Sleep Foundation Finds Kids Aren’t Getting Enough Shut-Eye
In a new report, the National Sleep Foundation looked at how much sleep children are getting (hint: it’s not enough) and how parents can help them get more. A major culprit: electronic devices in kids’ bedrooms.
Parents play a critical role in their children’s sleep habits, according to the National Sleep Foundation’s (NSF) latest “Sleep in America” poll, which surveys Americans’ sleep health and behaviors.
“For children, a good night’s sleep is essential to health, development, and performance in school,” Kristen L. Knutson, a professor and researcher at the University of Chicago and a “Sleep in America” poll task force member, said in a statement. “We found that when parents take action to protect their children’s sleep, their children sleep better.”
The survey, which was released this week in connection with NSF’s National Sleep Awareness week campaign running through March 9, found that while more than nine out of 10 parents know the value of a good night’s sleep for their children, many kids are getting less than the recommended amount of shut-eye.
Parents reported children ages 6 to 10 are getting roughly 8.9 hours of sleep, for example. That’s less than the NSF’s recommended 10 to 11 hours. Children ages 11 to 17 were also reported to be getting less than the 8.5 to 9.5 hours a night that NSF recommends.
How can parents encourage their kids to get more sleep? By getting them to turn off electronic devices, model healthy sleep habits, and enforce sleep-related rules.

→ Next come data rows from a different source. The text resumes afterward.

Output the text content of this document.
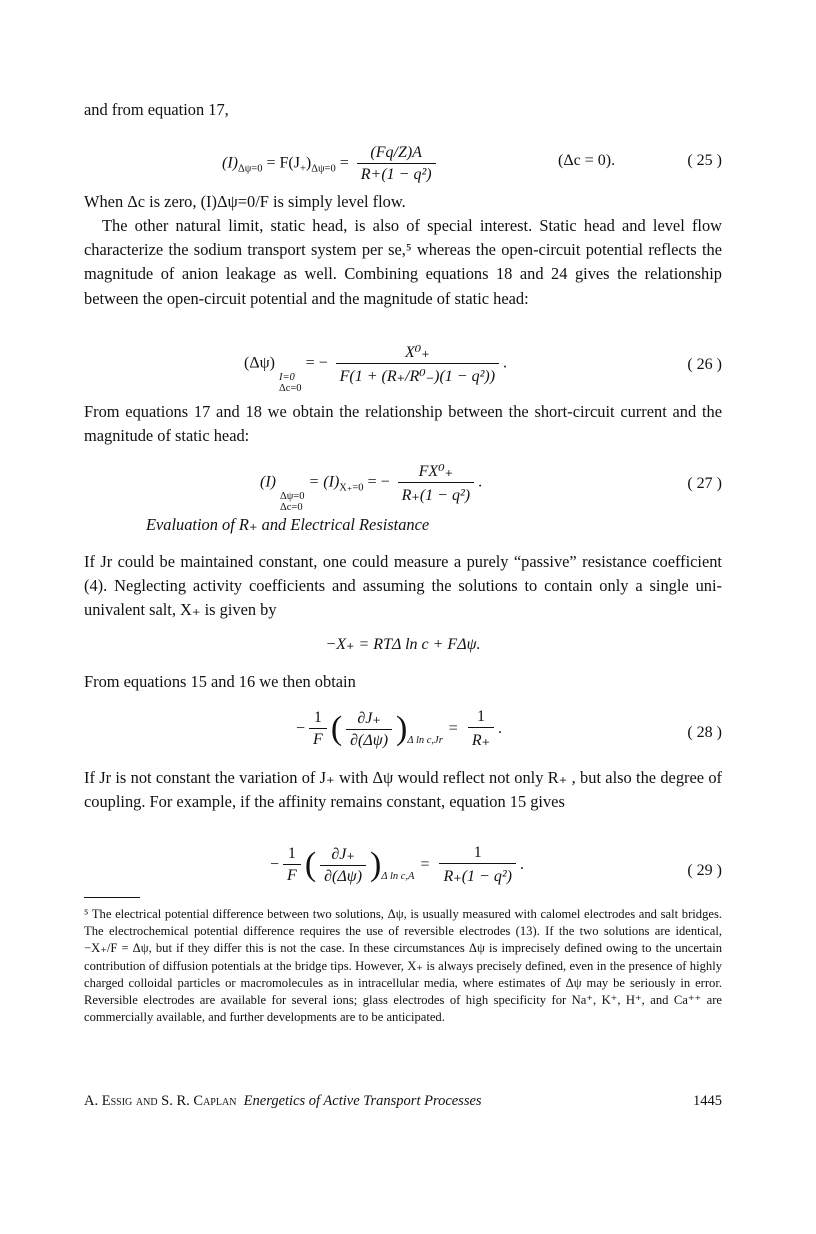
and from equation 17,
$(I)_{\Delta\psi=0} = F(J_+)_{\Delta\psi=0} = \frac{(Fq/Z)A}{\text{R+(1 − q²)}}$	(Δc = 0).	( 25 )
When Δc is zero, (I)Δψ=0/F is simply level flow.
The other natural limit, static head, is also of special interest. Static head and level flow characterize the sodium transport system per se,⁵ whereas the open-circuit potential reflects the magnitude of anion leakage as well. Combining equations 18 and 24 gives the relationship between the open-circuit potential and the magnitude of static head:
(Δψ)
I=0
Δc=0
= − $\frac{\text{X⁰₊}}{\text{F(1 + (R₊/R⁰₋)(1 − q²))}}$ .	( 26 )
From equations 17 and 18 we obtain the relationship between the short-circuit current and the magnitude of static head:
(I)
Δψ=0
Δc=0
= $(I)_{X_+=0}$ = − $\frac{\text{FX⁰₊}}{\text{R₊(1 − q²)}}$ .	( 27 )
Evaluation of R₊ and Electrical Resistance
If Jr could be maintained constant, one could measure a purely “passive” resistance coefficient (4). Neglecting activity coefficients and assuming the solutions to contain only a single uni-univalent salt, X₊ is given by
−X₊ = RTΔ ln c + FΔψ.
From equations 15 and 16 we then obtain
− $\frac{1}{F}$ ( $\frac{\partial J_+}{\partial(\Delta\psi)}$ ) Δ ln c,Jr
= $\frac{1}{R_+}$ .	( 28 )
If Jr is not constant the variation of J₊ with Δψ would reflect not only R₊ , but also the degree of coupling. For example, if the affinity remains constant, equation 15 gives
− $\frac{1}{F}$ ( $\frac{\partial J_+}{\partial(\Delta\psi)}$ ) Δ ln c,A
= $\frac{1}{\text{R₊(1 − q²)}}$ .	( 29 )
⁵ The electrical potential difference between two solutions, Δψ, is usually measured with calomel electrodes and salt bridges. The electrochemical potential difference requires the use of reversible electrodes (13). If the two solutions are identical, −X₊/F = Δψ, but if they differ this is not the case. In these circumstances Δψ is imprecisely defined owing to the uncertain contribution of diffusion potentials at the bridge tips. However, X₊ is always precisely defined, even in the presence of highly charged colloidal particles or macromolecules as in intracellular media, where estimates of Δψ may be seriously in error. Reversible electrodes are available for several ions; glass electrodes of high specificity for Na⁺, K⁺, H⁺, and Ca⁺⁺ are commercially available, and further developments are to be anticipated.
A. Essig and S. R. Caplan Energetics of Active Transport Processes	1445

Roughly three out of four kids have at least one electronic device in their bedrooms, and 34 percent of parents reported their child sometimes leaves an electronic device on while sleeping. The survey found that when parents enforce rules on how late their kids can use a smartphone or cellphone, those kids get an average of 0.8 hours more sleep a night. In general, children get about 1.1 more hours of sleep when their parents enforce rules about bedtime.
The poll also uncovered a correlation between parents’ sleep habits and those of their kids. About 65 percent of the time, when parents had at least one electronic device in their bedroom, so did their kids. But only 24 percent of children have electronics in their bedrooms if their parents do not.
Conducted every year since 1991, NSF’s “Sleep in America” poll has looked at a range of issues affecting Americans’ sleep habits, including the correlation between exercise and sleep, the sleep habits of transportation workers, and the effects of aging on sleep.